As for this lovely chicken curry recipe -- *if* we could all make it with the meat of free-range chickens we had raised ourselves and then slaughtered quickly and humanely, just think, wouldn't that be a better world?
I say we solve all this by just eating ais kacang instead (no sweetcorn, I don't like it either!).
-- Preeta
Preeta,
True lah, what you say :-)))
Glad that somebody else doesn't like sweetcorn either!
- Poppadumdum
Well, I don't usually cook for guests, be they vegetarian or non-vegetarian.
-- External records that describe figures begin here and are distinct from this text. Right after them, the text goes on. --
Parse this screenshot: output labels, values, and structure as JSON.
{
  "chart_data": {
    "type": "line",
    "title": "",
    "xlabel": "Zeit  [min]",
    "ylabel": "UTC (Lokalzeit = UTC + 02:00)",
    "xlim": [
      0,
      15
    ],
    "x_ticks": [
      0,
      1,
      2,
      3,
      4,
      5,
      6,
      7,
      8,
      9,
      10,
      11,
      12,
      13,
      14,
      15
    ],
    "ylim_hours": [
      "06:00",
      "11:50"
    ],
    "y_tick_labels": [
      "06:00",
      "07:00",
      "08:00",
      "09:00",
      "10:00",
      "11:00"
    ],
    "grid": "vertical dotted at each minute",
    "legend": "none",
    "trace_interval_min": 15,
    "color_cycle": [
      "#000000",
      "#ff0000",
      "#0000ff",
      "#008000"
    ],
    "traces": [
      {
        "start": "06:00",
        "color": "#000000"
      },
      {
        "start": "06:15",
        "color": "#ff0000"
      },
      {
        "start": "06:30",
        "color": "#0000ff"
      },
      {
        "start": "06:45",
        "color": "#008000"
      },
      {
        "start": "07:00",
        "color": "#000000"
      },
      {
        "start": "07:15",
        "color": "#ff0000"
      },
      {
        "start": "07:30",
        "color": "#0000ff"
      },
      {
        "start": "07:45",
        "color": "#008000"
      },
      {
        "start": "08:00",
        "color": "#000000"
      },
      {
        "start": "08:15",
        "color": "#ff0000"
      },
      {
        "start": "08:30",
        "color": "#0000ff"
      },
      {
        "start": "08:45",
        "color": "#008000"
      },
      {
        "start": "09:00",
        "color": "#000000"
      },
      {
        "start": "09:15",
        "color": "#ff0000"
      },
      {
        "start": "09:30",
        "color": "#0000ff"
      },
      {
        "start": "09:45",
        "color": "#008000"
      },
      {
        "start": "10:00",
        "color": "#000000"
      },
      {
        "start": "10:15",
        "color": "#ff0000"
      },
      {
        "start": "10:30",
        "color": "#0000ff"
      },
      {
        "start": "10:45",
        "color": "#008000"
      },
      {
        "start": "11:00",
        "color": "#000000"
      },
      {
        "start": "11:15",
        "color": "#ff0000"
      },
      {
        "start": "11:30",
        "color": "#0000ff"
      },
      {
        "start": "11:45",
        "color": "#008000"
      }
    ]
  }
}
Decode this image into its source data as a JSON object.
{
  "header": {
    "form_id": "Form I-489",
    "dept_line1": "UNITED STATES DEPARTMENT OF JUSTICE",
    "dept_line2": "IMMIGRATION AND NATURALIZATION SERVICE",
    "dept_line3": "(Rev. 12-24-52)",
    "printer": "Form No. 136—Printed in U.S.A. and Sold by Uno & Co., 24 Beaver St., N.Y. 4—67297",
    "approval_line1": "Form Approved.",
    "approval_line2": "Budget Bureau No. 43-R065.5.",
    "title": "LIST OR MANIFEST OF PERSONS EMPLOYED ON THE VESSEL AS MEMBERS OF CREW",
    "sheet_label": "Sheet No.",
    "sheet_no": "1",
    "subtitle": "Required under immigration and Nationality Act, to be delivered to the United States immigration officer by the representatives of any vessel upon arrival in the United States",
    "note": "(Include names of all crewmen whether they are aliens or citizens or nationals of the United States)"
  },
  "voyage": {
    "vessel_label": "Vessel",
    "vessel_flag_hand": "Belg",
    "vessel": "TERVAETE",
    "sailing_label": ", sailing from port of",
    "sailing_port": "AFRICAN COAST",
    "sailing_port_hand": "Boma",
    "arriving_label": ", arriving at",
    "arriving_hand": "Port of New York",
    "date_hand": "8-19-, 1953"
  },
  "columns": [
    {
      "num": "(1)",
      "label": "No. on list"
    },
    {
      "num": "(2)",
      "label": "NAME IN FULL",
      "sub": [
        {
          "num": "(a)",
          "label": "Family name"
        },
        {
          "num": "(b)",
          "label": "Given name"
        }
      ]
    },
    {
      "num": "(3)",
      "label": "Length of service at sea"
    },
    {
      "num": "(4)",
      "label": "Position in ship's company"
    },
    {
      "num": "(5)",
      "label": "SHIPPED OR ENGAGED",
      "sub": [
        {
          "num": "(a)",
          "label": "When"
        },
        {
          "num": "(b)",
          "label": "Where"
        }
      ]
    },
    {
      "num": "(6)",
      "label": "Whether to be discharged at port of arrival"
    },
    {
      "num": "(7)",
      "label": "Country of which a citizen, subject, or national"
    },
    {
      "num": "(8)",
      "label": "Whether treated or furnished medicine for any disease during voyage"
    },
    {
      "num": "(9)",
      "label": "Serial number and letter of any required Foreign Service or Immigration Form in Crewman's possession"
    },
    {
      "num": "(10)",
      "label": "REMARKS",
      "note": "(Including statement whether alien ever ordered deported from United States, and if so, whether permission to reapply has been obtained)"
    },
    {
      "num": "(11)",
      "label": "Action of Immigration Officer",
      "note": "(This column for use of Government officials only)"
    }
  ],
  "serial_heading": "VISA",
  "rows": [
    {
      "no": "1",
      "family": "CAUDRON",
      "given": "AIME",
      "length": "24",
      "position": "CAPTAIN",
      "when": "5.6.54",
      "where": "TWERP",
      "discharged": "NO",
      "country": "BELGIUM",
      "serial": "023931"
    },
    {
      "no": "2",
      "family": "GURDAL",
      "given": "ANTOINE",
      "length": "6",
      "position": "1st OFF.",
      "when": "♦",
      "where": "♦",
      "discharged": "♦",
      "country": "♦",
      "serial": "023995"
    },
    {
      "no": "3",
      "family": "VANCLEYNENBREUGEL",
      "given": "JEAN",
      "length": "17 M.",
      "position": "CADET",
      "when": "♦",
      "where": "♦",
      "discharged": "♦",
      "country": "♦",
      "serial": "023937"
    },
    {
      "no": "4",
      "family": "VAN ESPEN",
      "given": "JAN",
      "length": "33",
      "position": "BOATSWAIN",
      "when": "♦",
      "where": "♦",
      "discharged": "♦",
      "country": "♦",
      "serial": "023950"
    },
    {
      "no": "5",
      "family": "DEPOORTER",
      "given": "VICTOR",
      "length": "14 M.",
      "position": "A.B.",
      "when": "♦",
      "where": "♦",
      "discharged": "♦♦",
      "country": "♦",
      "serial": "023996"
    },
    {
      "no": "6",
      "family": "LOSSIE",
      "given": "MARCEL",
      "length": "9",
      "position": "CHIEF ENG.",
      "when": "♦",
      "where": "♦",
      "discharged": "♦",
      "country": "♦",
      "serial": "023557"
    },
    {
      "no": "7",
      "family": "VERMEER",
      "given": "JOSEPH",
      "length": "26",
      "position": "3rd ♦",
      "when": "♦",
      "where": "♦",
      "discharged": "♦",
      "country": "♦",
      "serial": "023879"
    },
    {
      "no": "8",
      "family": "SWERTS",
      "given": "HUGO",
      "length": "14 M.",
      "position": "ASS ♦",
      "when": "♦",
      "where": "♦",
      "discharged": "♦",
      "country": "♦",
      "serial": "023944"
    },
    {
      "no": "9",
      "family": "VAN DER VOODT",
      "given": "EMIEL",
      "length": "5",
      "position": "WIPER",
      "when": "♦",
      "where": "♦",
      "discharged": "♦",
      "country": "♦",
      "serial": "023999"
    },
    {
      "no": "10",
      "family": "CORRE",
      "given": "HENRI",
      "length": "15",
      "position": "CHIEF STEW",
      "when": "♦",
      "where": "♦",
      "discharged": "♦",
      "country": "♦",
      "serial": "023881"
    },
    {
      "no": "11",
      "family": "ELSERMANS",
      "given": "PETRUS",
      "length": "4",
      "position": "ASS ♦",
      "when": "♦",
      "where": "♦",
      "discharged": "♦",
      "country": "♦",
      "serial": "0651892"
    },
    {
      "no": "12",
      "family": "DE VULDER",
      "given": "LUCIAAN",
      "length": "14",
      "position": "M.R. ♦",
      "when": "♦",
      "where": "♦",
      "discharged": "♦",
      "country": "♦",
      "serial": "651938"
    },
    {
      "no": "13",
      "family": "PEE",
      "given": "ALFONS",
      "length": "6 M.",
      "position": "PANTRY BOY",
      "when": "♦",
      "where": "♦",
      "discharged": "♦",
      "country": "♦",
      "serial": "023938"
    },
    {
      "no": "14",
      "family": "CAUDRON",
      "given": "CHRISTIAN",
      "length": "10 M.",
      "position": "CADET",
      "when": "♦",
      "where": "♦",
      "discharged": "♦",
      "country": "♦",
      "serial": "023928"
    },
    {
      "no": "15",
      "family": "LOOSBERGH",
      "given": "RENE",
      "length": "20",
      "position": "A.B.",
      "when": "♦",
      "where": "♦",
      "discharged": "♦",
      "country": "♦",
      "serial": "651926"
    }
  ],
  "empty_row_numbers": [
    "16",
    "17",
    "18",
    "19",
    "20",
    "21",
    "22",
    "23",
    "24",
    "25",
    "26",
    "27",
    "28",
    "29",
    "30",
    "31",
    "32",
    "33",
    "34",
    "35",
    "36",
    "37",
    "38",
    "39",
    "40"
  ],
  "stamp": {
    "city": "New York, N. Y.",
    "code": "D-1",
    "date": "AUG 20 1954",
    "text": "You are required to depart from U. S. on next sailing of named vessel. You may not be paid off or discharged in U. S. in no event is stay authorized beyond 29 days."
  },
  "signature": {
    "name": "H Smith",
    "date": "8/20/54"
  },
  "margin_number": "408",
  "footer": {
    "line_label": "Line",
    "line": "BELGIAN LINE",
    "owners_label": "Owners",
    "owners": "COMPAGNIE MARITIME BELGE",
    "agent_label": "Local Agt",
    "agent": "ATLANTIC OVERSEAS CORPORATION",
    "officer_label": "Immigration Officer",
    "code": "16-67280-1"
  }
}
So if I ever have to invite you, Ppdm, then you'll have to make do with a bucket of KFC plus a free 1.5 liter bottle of Pepsi.
And yes, only paper cups and plates, unless you think this is wasteful and bad for the environment, or that Colonel Sanders is the devil himself, eh?
Do cook yourself some chicken curry and have a good day.
sham cooks chicken deliciously even though she's a vegetarian. maybe you just have the wrong friend ppdd!
and yes, leave the snail alone and let him munch his lettuce quietly, carnivores, without being unkind to vegetarians.
we would be a lot kinder to the earth if we ate less meat. methane is a major cause of global warming.
Instead of that bloody ISA, there should be a law against sweetcorn in ais kacang! Who the hell started putting it in in the first place, anyway? Way back when, ais kacang used to be just ice, syrup, red beans, and grass jelly. A scoop of ice cream if you wanted it. Now they put the whole kitchen sink in there -- hearts of palm lah, sweet corn lah, fruit cocktail lah, can't they just stick to the original recipe?!?
My mother will always ask us to order her ice kacang with only the original ingredients. One time, when I was telling the man, "Jagung tak mahu, cendol tak mahu, attap chee tak mahu," he got so exasperated he looked up and yelled at me, "YOU PUNYA AIS KACANG, AIS PUN TAMAU KAH?"
-- Preeta
i like sweetcrn in ice kacang but don't like the red beans. there should be more peanuts and palm seeds.
oh and i love the indonesian versions esp "es teler" with jackfruit and avacado
I like the red beans and grass jelly, don't mind the sweetcorn, but don't like the nuts. I love the attap chee. I also like just plain ais kacang merah.
Nuts should be eaten on their own.
Ais kacang merah is pretty good.. it would be cool to find a way for the ais kacang not to melt in a slimy puddle after a while, wouldn't it ?
i think there should be a law against people who share your ice kacang insisting on mashing it all up to slush first. (no names mentioned). it should be eaten from the ice downwards.
What I find hard to swallow is the condensed milk poured on ice kacang...Ugh!
Love the red beans and atapchee...
- Poppadumdum
You have the right not to share your ice kacang! Ask them to get their own damn bowl.